Silver lupine (Lupinus albifrons). Photo by Barney Howard.

(If you live outside of California, visit the National Wildlife Foundation’s Native Plant Finder.)

A Brief List of Genera to Consider

Consider these California native plants to jumpstart your search. You can use Calscape to narrow down which species is appropriate for your area.
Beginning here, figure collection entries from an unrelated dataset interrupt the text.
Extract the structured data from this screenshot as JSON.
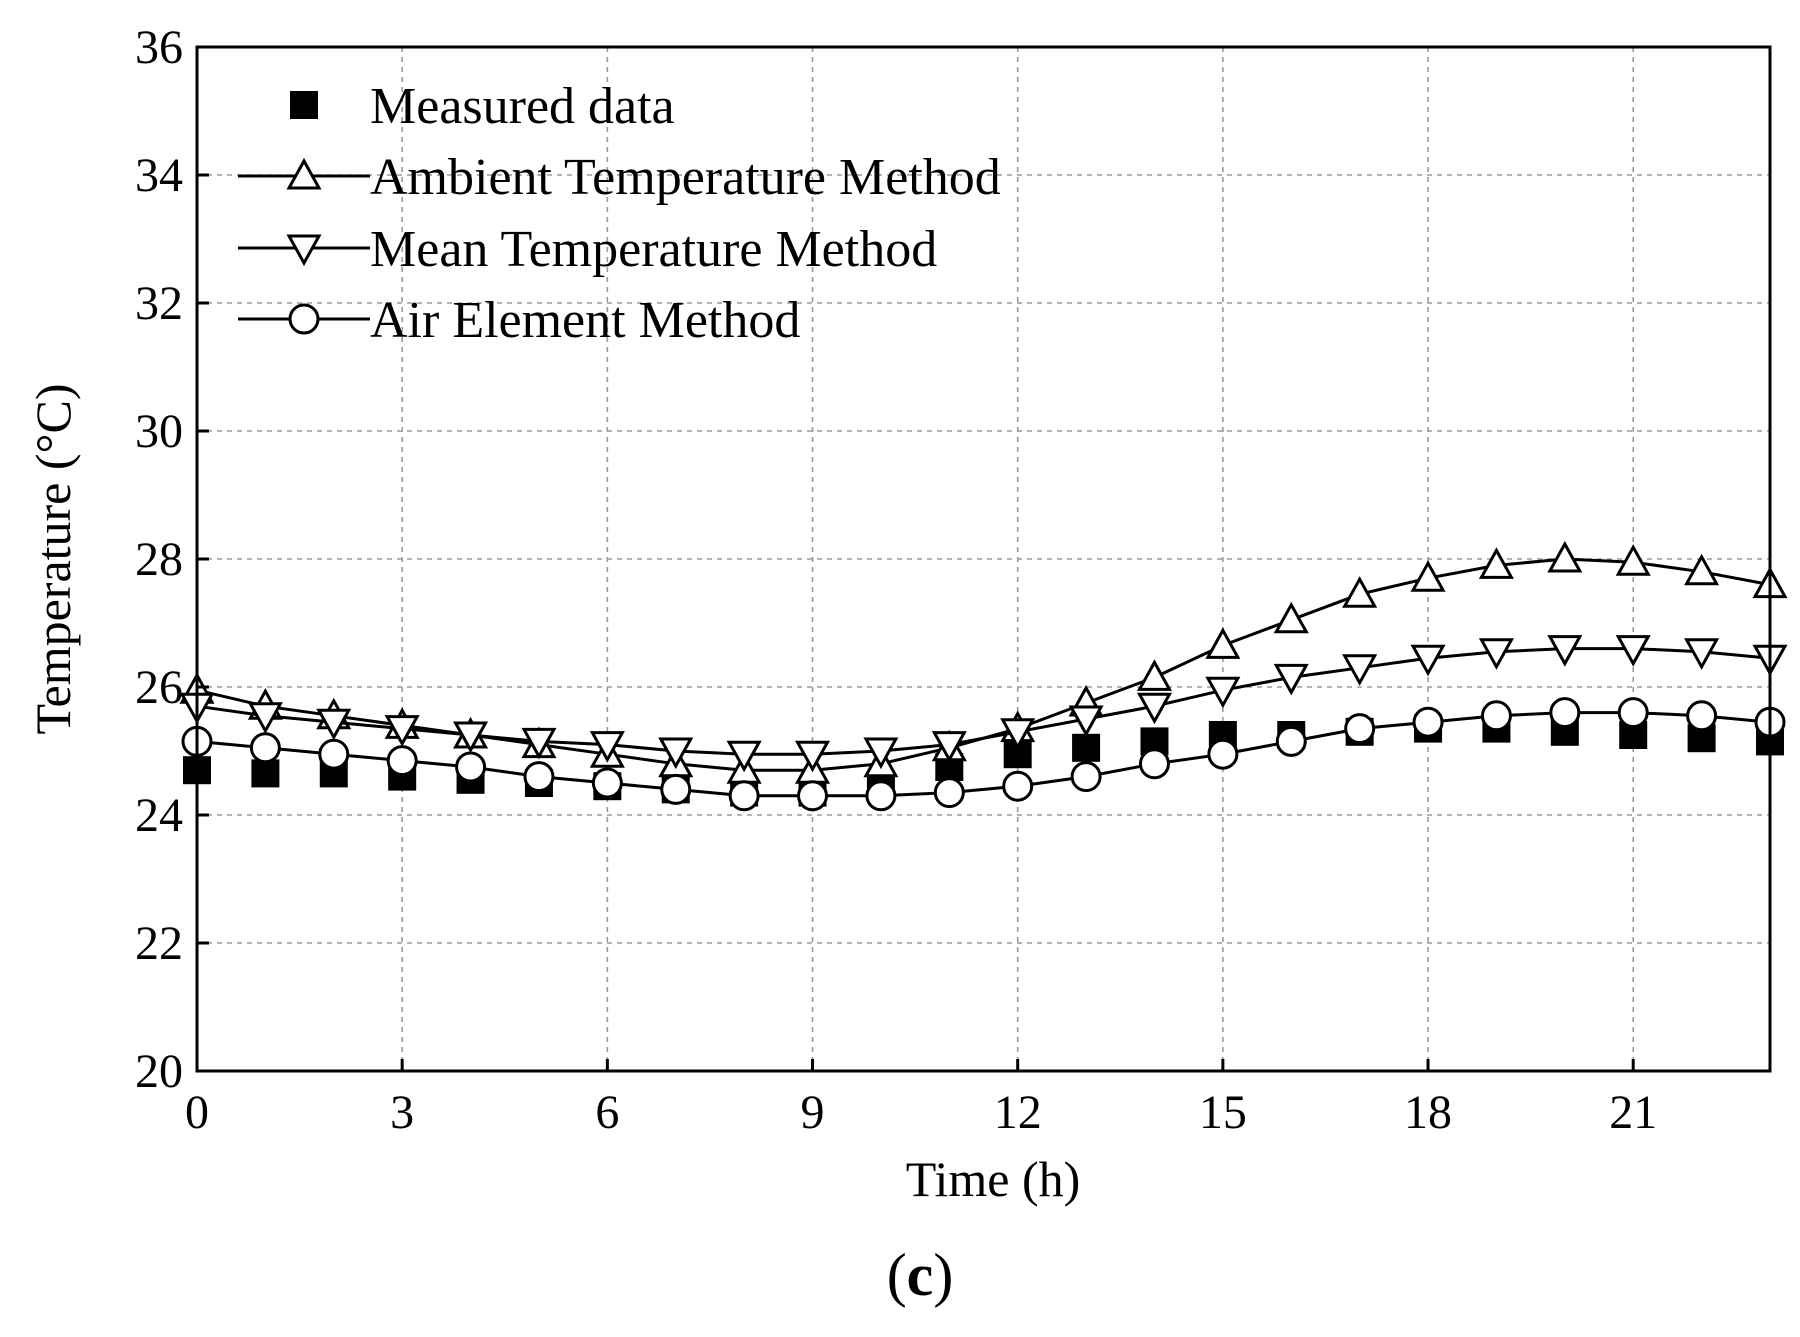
{
  "chart_data": {
    "type": "line",
    "title": "",
    "xlabel": "Time (h)",
    "ylabel": "Temperature (°C)",
    "xlim": [
      0,
      23
    ],
    "ylim": [
      20,
      36
    ],
    "x_ticks": [
      0,
      3,
      6,
      9,
      12,
      15,
      18,
      21
    ],
    "y_ticks": [
      20,
      22,
      24,
      26,
      28,
      30,
      32,
      34,
      36
    ],
    "grid": true,
    "legend_position": "top-left",
    "x": [
      0,
      1,
      2,
      3,
      4,
      5,
      6,
      7,
      8,
      9,
      10,
      11,
      12,
      13,
      14,
      15,
      16,
      17,
      18,
      19,
      20,
      21,
      22,
      23
    ],
    "series": [
      {
        "name": "Measured data",
        "marker": "filled-square",
        "line": false,
        "values": [
          24.7,
          24.65,
          24.65,
          24.6,
          24.55,
          24.5,
          24.45,
          24.4,
          24.35,
          24.35,
          24.45,
          24.75,
          24.95,
          25.05,
          25.15,
          25.25,
          25.25,
          25.3,
          25.35,
          25.35,
          25.3,
          25.25,
          25.2,
          25.15
        ]
      },
      {
        "name": "Ambient Temperature Method",
        "marker": "open-triangle-up",
        "line": true,
        "values": [
          25.95,
          25.7,
          25.55,
          25.4,
          25.25,
          25.1,
          24.95,
          24.8,
          24.7,
          24.7,
          24.8,
          25.05,
          25.35,
          25.75,
          26.15,
          26.65,
          27.05,
          27.45,
          27.7,
          27.9,
          28.0,
          27.95,
          27.8,
          27.6
        ]
      },
      {
        "name": "Mean Temperature Method",
        "marker": "open-triangle-down",
        "line": true,
        "values": [
          25.7,
          25.55,
          25.45,
          25.35,
          25.25,
          25.15,
          25.1,
          25.0,
          24.95,
          24.95,
          25.0,
          25.1,
          25.3,
          25.5,
          25.7,
          25.95,
          26.15,
          26.3,
          26.45,
          26.55,
          26.6,
          26.6,
          26.55,
          26.45
        ]
      },
      {
        "name": "Air Element Method",
        "marker": "open-circle",
        "line": true,
        "values": [
          25.15,
          25.05,
          24.95,
          24.85,
          24.75,
          24.6,
          24.5,
          24.4,
          24.3,
          24.3,
          24.3,
          24.35,
          24.45,
          24.6,
          24.8,
          24.95,
          25.15,
          25.35,
          25.45,
          25.55,
          25.6,
          25.6,
          25.55,
          25.45
        ]
      }
    ],
    "panel_label": {
      "open": "(",
      "letter": "c",
      "close": ")"
    }
  }
}
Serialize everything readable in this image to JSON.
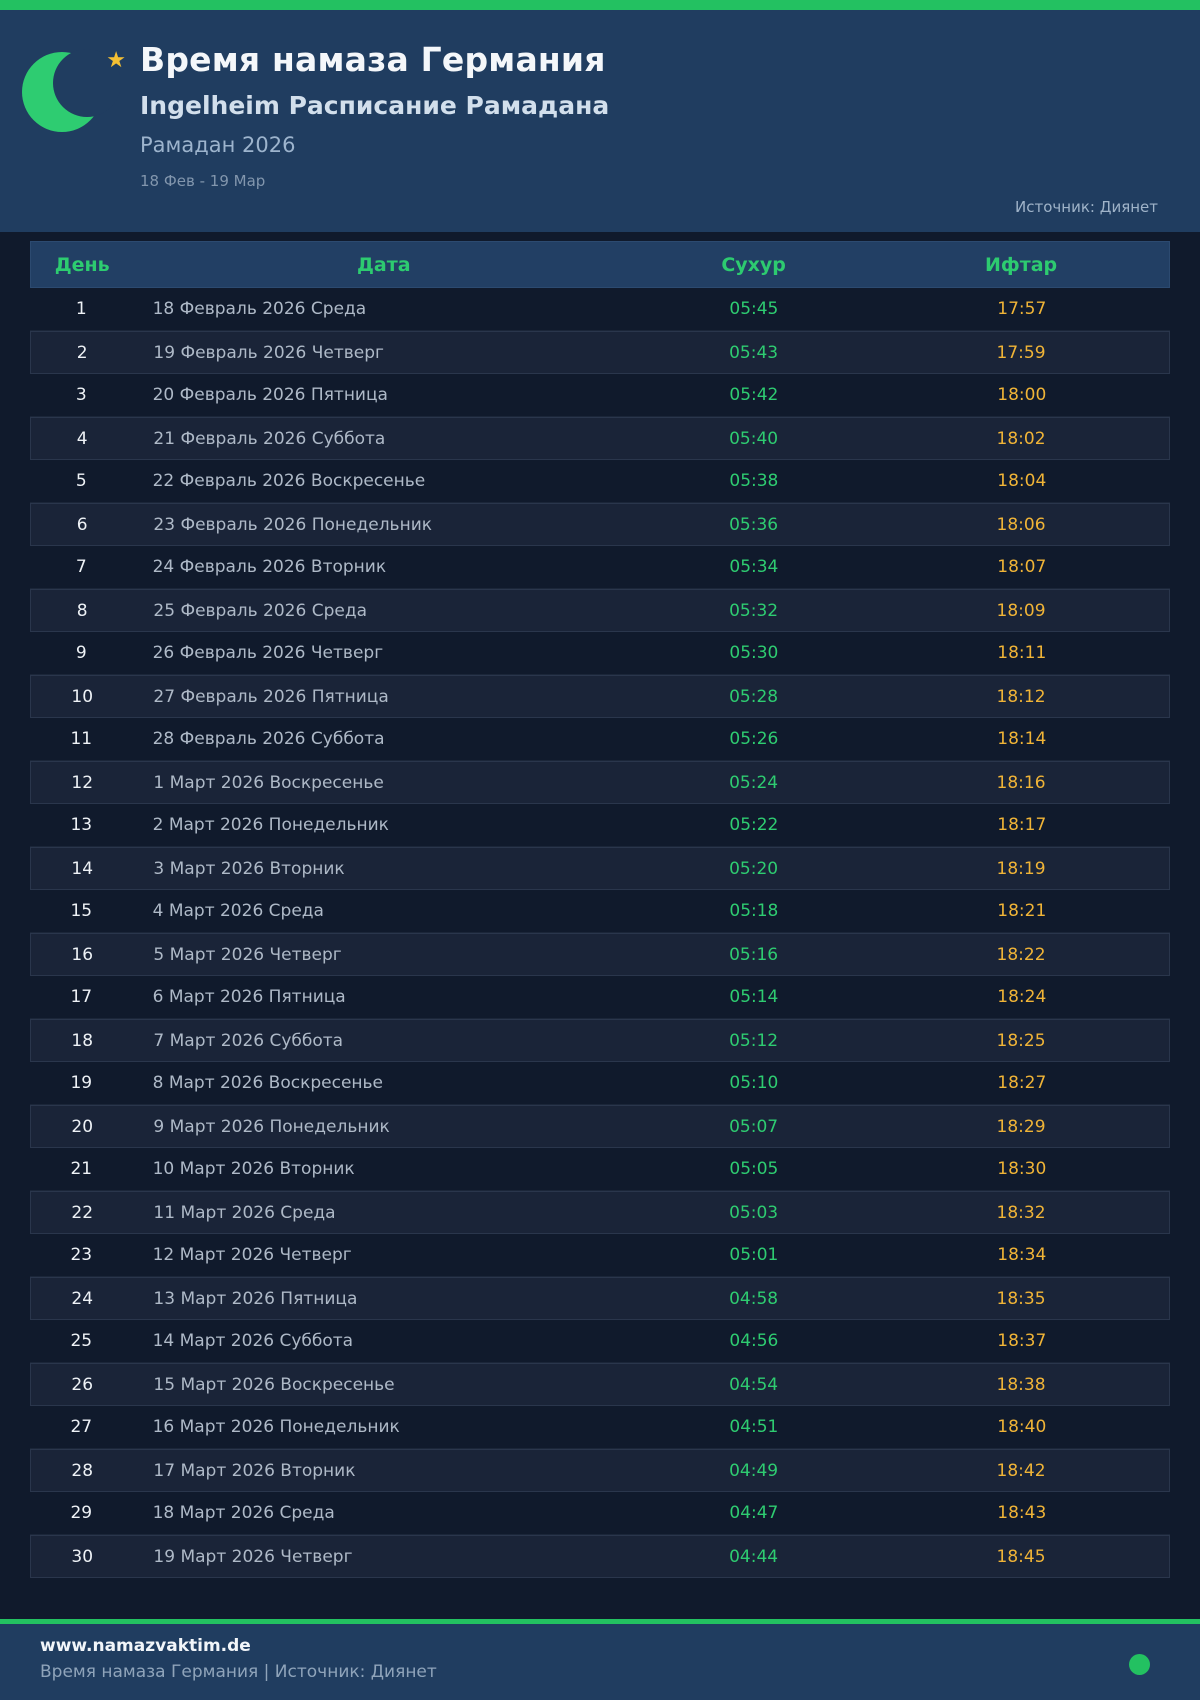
{
  "page": {
    "accent_green": "#23c161",
    "accent_yellow": "#f0b437",
    "header_bg": "#203d60",
    "body_bg": "#101a2c"
  },
  "header": {
    "title": "Время намаза Германия",
    "subtitle": "Ingelheim Расписание Рамадана",
    "season": "Рамадан 2026",
    "date_range": "18 Фев - 19 Мар",
    "source": "Источник: Диянет",
    "star_glyph": "★"
  },
  "table": {
    "columns": [
      "День",
      "Дата",
      "Сухур",
      "Ифтар"
    ],
    "rows": [
      {
        "day": "1",
        "date": "18 Февраль 2026 Среда",
        "suhur": "05:45",
        "iftar": "17:57"
      },
      {
        "day": "2",
        "date": "19 Февраль 2026 Четверг",
        "suhur": "05:43",
        "iftar": "17:59"
      },
      {
        "day": "3",
        "date": "20 Февраль 2026 Пятница",
        "suhur": "05:42",
        "iftar": "18:00"
      },
      {
        "day": "4",
        "date": "21 Февраль 2026 Суббота",
        "suhur": "05:40",
        "iftar": "18:02"
      },
      {
        "day": "5",
        "date": "22 Февраль 2026 Воскресенье",
        "suhur": "05:38",
        "iftar": "18:04"
      },
      {
        "day": "6",
        "date": "23 Февраль 2026 Понедельник",
        "suhur": "05:36",
        "iftar": "18:06"
      },
      {
        "day": "7",
        "date": "24 Февраль 2026 Вторник",
        "suhur": "05:34",
        "iftar": "18:07"
      },
      {
        "day": "8",
        "date": "25 Февраль 2026 Среда",
        "suhur": "05:32",
        "iftar": "18:09"
      },
      {
        "day": "9",
        "date": "26 Февраль 2026 Четверг",
        "suhur": "05:30",
        "iftar": "18:11"
      },
      {
        "day": "10",
        "date": "27 Февраль 2026 Пятница",
        "suhur": "05:28",
        "iftar": "18:12"
      },
      {
        "day": "11",
        "date": "28 Февраль 2026 Суббота",
        "suhur": "05:26",
        "iftar": "18:14"
      },
      {
        "day": "12",
        "date": "1 Март 2026 Воскресенье",
        "suhur": "05:24",
        "iftar": "18:16"
      },
      {
        "day": "13",
        "date": "2 Март 2026 Понедельник",
        "suhur": "05:22",
        "iftar": "18:17"
      },
      {
        "day": "14",
        "date": "3 Март 2026 Вторник",
        "suhur": "05:20",
        "iftar": "18:19"
      },
      {
        "day": "15",
        "date": "4 Март 2026 Среда",
        "suhur": "05:18",
        "iftar": "18:21"
      },
      {
        "day": "16",
        "date": "5 Март 2026 Четверг",
        "suhur": "05:16",
        "iftar": "18:22"
      },
      {
        "day": "17",
        "date": "6 Март 2026 Пятница",
        "suhur": "05:14",
        "iftar": "18:24"
      },
      {
        "day": "18",
        "date": "7 Март 2026 Суббота",
        "suhur": "05:12",
        "iftar": "18:25"
      },
      {
        "day": "19",
        "date": "8 Март 2026 Воскресенье",
        "suhur": "05:10",
        "iftar": "18:27"
      },
      {
        "day": "20",
        "date": "9 Март 2026 Понедельник",
        "suhur": "05:07",
        "iftar": "18:29"
      },
      {
        "day": "21",
        "date": "10 Март 2026 Вторник",
        "suhur": "05:05",
        "iftar": "18:30"
      },
      {
        "day": "22",
        "date": "11 Март 2026 Среда",
        "suhur": "05:03",
        "iftar": "18:32"
      },
      {
        "day": "23",
        "date": "12 Март 2026 Четверг",
        "suhur": "05:01",
        "iftar": "18:34"
      },
      {
        "day": "24",
        "date": "13 Март 2026 Пятница",
        "suhur": "04:58",
        "iftar": "18:35"
      },
      {
        "day": "25",
        "date": "14 Март 2026 Суббота",
        "suhur": "04:56",
        "iftar": "18:37"
      },
      {
        "day": "26",
        "date": "15 Март 2026 Воскресенье",
        "suhur": "04:54",
        "iftar": "18:38"
      },
      {
        "day": "27",
        "date": "16 Март 2026 Понедельник",
        "suhur": "04:51",
        "iftar": "18:40"
      },
      {
        "day": "28",
        "date": "17 Март 2026 Вторник",
        "suhur": "04:49",
        "iftar": "18:42"
      },
      {
        "day": "29",
        "date": "18 Март 2026 Среда",
        "suhur": "04:47",
        "iftar": "18:43"
      },
      {
        "day": "30",
        "date": "19 Март 2026 Четверг",
        "suhur": "04:44",
        "iftar": "18:45"
      }
    ]
  },
  "footer": {
    "website": "www.namazvaktim.de",
    "tagline": "Время намаза Германия | Источник: Диянет"
  }
}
  • Oaks—Quercus species (Oaks are the most important genus of host plants! They support hundreds, if not thousands, of different species of wildlife. Even oak seedlings can be host to many different types of insects.)
  • Manzanitas—Arctostaphylos species
  • Lupines—Lupinus species
  • California fuchsia—Epilobium canum
  • Milkweed*—Asclepias species
  • Sages—Salvia and Artemisia species
  • Yarrow—Achillea and Eriophyllum species
  • Buckwheat—Eriogonum species
California fuchsia flowers

California fuchsia (Epilobium canum) blooms last into late summer. Photo by Brad Heckman.

*Avoid planting tropical milkweed, as its presence causes disease and may disrupt monarch butterfly migration patterns. Learn more about the problems with tropical milkweed.

Where Can I Get These Plants?

Once you have your plant list, it’s time to get your plants. It is important to buy plants from pesticide-free nurseries, because the point of planting these plants is to attract more insects. The Xerces Society has a wonderful guide on buying bee (and other insect)-safe plants.

Calilfornia sister resting on bush

California sister (Adelpha californica) is one of the many insect species that rely on oaks as host plants. Photo by Bob Brittain.

In the East Bay, we recommend these native plant nurseries:

The Watershed Nursery, located in Richmond, California, offers plants specific to the area. They specialize in providing materials and services for restoration projects, using site-specific gene stocks to propagate plants specific to restoration sites.

The Native Here Nursery in Tilden Regional Park is only open on Saturdays, but their seeds are sourced from plants growing in regional parks in Contra Costa and Alameda counties.

Additional Native Plant Gardening Resources

Making a Difference

Even planting a small area of native plants can attract pollinators and other insects. Together, we can allow nature to thrive in human-dominated landscapes, one garden at a time.